Marco su número de teléfono. No me sorprende nada escuchar su buzón de voz. No puedo evitar ver en la pantalla del holovisor cómo un guarda de seguridad le golpea con fuerza en la cabeza con su porra. Casi se puede paladear la sangre que adorna el arma. En el interior de una caja de puros del segundo cajón de la mesita de noche están las píldoras. Las de oxígeno y las otras, las que nos vendió Barrientos aquella noche lluviosa.
Las tomo sabiendo que necesitaré la energía y reflejos extra. Busco en el holovisor a Bárbara, pero entre el humo y el pandemonio, no la veo. Corro hasta donde tengo parqueada mi motopropulsora, la enciendo y vuelo por los cielos oscuros. El mapa interactivo me dice que estoy a unos kilómetros de distancia de mi destino. Entonces la máquina de la moto me hace saber que la señal del teléfono de Bárbara se ha encendido de nuevo. “Marcar a Bárbara”… digo a la computadora.
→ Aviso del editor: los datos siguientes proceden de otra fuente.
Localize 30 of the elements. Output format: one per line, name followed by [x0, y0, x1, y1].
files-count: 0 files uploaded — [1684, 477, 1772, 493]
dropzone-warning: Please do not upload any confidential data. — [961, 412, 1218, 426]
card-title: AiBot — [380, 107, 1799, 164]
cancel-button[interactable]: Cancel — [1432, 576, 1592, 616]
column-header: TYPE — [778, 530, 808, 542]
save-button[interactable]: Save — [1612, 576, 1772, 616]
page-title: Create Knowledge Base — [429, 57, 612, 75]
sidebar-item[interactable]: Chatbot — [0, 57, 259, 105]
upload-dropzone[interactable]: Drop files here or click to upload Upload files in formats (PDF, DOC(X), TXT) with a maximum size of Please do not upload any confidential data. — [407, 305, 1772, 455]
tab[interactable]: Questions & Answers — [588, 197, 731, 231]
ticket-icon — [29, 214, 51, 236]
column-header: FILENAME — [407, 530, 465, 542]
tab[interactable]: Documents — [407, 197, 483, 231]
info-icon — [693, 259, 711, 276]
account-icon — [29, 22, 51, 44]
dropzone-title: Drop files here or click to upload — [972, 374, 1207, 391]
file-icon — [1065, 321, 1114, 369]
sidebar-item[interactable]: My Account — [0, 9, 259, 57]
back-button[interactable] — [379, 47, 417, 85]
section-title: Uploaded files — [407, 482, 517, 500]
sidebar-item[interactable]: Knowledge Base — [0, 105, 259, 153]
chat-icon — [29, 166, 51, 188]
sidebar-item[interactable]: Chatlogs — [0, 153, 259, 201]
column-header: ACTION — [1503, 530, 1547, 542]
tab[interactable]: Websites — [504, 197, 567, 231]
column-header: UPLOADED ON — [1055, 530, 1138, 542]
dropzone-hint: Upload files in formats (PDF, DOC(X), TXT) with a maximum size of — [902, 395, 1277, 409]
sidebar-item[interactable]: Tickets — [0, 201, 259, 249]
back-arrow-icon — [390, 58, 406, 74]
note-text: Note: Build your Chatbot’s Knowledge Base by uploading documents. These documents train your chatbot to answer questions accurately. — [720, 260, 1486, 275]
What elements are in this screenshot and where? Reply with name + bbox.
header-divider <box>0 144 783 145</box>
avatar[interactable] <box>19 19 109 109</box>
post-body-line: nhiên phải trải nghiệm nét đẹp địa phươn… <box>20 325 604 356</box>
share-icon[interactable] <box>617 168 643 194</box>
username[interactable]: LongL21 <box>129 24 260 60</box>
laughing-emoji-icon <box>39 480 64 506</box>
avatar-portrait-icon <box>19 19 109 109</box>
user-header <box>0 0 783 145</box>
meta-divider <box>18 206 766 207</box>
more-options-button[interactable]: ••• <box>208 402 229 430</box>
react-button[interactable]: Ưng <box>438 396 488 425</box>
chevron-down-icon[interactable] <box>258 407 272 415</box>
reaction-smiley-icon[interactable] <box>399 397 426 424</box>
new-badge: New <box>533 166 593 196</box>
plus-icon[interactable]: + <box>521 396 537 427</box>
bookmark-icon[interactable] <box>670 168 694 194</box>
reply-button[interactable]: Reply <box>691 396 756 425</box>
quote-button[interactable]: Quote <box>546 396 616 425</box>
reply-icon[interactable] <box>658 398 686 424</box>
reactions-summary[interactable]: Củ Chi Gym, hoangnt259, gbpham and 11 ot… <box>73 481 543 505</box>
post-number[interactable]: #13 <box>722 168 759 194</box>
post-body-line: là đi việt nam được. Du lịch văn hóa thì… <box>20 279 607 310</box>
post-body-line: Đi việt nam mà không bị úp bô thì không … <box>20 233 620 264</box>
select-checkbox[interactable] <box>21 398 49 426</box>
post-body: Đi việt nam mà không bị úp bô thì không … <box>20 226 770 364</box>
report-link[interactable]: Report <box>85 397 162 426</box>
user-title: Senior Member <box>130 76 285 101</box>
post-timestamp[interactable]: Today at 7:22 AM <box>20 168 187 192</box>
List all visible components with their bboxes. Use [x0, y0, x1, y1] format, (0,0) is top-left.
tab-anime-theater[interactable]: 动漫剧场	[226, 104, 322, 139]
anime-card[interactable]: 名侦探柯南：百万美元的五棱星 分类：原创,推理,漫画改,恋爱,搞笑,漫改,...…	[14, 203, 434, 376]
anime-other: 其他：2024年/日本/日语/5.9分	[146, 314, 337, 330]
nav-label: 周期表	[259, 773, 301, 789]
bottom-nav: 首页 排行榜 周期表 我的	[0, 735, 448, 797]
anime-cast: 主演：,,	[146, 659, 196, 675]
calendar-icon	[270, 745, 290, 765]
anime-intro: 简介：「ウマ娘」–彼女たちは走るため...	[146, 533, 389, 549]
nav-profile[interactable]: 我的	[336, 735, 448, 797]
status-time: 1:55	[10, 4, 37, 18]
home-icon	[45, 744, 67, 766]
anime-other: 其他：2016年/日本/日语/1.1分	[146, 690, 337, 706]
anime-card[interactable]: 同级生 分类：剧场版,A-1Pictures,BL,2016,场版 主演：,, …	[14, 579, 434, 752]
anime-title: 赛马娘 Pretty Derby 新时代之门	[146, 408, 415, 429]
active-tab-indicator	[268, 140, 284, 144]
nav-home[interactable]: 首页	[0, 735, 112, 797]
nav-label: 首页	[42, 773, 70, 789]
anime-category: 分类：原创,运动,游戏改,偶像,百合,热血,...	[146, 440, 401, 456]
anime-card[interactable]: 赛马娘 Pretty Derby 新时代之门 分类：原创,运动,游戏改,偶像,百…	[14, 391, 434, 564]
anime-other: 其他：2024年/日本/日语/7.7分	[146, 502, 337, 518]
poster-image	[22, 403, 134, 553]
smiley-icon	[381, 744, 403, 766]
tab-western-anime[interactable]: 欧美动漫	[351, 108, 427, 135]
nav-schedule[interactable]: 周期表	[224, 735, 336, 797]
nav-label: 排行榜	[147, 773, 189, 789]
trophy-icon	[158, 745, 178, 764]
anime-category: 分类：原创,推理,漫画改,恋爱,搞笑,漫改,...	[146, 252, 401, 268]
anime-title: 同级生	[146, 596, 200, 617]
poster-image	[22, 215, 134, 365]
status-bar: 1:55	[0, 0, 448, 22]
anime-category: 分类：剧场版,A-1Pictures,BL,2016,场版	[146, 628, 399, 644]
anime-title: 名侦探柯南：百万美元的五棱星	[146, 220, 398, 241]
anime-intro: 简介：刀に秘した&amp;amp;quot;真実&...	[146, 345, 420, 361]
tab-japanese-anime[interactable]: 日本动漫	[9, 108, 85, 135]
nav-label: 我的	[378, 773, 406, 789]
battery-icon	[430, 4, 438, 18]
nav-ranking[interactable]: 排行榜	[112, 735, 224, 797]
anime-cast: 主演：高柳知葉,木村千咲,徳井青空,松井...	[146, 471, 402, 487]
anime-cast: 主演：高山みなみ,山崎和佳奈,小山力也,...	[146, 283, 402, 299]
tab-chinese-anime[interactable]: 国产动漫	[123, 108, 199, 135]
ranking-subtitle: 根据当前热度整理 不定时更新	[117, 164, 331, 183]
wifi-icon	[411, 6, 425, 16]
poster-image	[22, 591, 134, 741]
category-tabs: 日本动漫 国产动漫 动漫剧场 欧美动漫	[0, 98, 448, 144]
Timbra una, dos, tres veces, pero nadie contesta. Cuando estoy a punto de colgar, alguien por fin está del otro lado. “Bárbara, ¿eres tú?”. Nadie responde, lo único que se escucha es un gran alboroto y la respiración de alguien que se ahoga. En 7 minutos estoy en el lugar exacto de donde proviene la señal. Bárbara se encuentra, sin máscara, muerta al lado de su teléfono. Toda su cara y brazos y ropa están manchadas de algo negro, cenizas y quien sabe qué otra porquería. Veo otros cadáveres a mi alrededor. La abrazo con fuerza, yo también sucio de atmósfera. Los vidrios de mi máscara se empañan de lágrimas.